Rabat, au début des années 80. Dans un tribunal, une épouse attaque son mari qui l’a battue. Lorsque le juge lui demande pourquoi il en est arrivé là, l’accusé répond que sa femme l’avait auparavant frappé à plusieurs reprises. Interloqué, le magistrat lance en substance : « C’est vous l’homme et vous vous êtes laissé battre par une femme !? ».

La réaction du juge, qui a condamné le mari indélicat, résume encore bien aujourd’hui la perception des hommes battus dans la société marocaine. Ils font l’objet de quolibets, sont moqués et leur virilité est remise en question. Il faut dire que, par le passé, une femme qui venait à rosser son compagnon pouvait quasiment entrer dans l’histoire.

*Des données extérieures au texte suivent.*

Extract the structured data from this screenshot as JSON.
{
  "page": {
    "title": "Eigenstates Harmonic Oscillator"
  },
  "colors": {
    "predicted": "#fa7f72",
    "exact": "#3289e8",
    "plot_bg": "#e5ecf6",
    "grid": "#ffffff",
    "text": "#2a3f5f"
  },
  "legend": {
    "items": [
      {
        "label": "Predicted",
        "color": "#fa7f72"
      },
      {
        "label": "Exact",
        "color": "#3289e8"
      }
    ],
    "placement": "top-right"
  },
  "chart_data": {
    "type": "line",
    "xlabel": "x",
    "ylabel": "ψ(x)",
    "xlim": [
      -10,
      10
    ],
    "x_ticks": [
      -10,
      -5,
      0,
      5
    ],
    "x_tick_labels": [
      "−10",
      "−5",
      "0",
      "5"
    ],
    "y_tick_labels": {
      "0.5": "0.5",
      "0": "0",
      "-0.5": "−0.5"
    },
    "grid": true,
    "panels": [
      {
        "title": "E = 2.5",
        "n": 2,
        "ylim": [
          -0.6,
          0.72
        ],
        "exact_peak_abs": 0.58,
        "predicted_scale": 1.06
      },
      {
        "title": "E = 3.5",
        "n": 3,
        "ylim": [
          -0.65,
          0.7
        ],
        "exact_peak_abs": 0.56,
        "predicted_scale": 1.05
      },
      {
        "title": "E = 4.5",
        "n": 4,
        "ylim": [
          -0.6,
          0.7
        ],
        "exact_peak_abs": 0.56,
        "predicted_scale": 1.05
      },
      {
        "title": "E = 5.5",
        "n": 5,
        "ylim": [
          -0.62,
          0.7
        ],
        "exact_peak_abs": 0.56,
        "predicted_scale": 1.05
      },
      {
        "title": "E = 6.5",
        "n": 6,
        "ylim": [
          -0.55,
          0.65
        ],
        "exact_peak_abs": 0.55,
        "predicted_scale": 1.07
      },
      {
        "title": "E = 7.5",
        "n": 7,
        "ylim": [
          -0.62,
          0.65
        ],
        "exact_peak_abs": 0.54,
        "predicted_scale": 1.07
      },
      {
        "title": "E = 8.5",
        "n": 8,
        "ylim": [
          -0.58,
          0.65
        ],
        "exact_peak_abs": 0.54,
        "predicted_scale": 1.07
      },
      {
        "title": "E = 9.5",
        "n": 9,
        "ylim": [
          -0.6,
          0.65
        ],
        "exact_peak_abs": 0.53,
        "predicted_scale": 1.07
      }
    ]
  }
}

« Avant, les femmes ne pouvaient en aucun cas lever la main ou même la voix sur leur mari. On les frappait et elles restaient avec les gamins, surtout dans le Sud du pays. Et même quand elle venait à porter plainte, on réprimandait l’homme et il repartait avec une simple amende », raconte Jamila Arsalane, assistante sociale à la retraite et militante associative.

Les Marocaines ne se laissent plus faire

Les temps ont changé. Si les acteurs sociaux estiment que les hommes victimes de violences conjugales sont infiniment moins nombreux comparé aux femmes, ils constatent néanmoins une tendance est à la hausse. Selon Jamila Arsalane, « c’est un petit phénomène qui peut devenir un grand phénomène ».

Les jeunes couples seraient particulièrement exposés. « La femme instruite jouit d’une indépendance économique, poursuit l’assistante sociale. Elle se dit qu’elle apporte autant que son mari à la maison, ce qui est capital dans les rapports de force. » Un rapport qui tend à pencher en faveur des femmes.

« Les hommes sont de plus ne plus au chômage. Par ailleurs, certaines femmes n’interprètent pas bien la Moudawana (le code de la famille, ndlr) et s’en servent pour faire pression sur les hommes », relève Abdelfattah Bahjaji, président du Réseau marocain pour la défense des droits des hommes (RMDDH), une association pionnière dans son genre créée le 29 février 2009.

Conséquence : les Marocaines ne se laissent plus faire. Des hommes témoignent de leur expérience. « Au début de notre mariage, il m’est arrivé de gifler ma femme croyant qu’elle n’allait pas me la rendre, a confié Ali au quotidien Aujourd’hui le Maroc. Et pourtant, elle m’en a rendu une des plus terribles. Je l’ai frappée et elle s’est bien défendue. Têtu que je suis, je voulais aller au-delà des limites de ma nature d’homme. A chaque fois, c’est elle qui remportait la bagarre. Chose qui a éveillé en moi une sorte de crainte. »

« L’homme sera toujours coupable »

M’Hamed, lui, est marié à un « genre de garçon manqué » bien charpenté. Son calvaire a commencé la nuit du mariage. « Elle m’a demandé de lui donner une véritable preuve d’amour. Je lui ai alors demandé ce que c’était. Elle voulait me donner une gifle. J’ai accepté en me disant que la gifle d’une femme n’était pas aussi terrible que celle d’un homme. Et depuis, chaque fois que l’on se fâche, elle me demande la même chose et j’accepte. Au fil des années, c’est devenu comme une habitude », a raconté ce commerçant à Aujourd’hui le Maroc.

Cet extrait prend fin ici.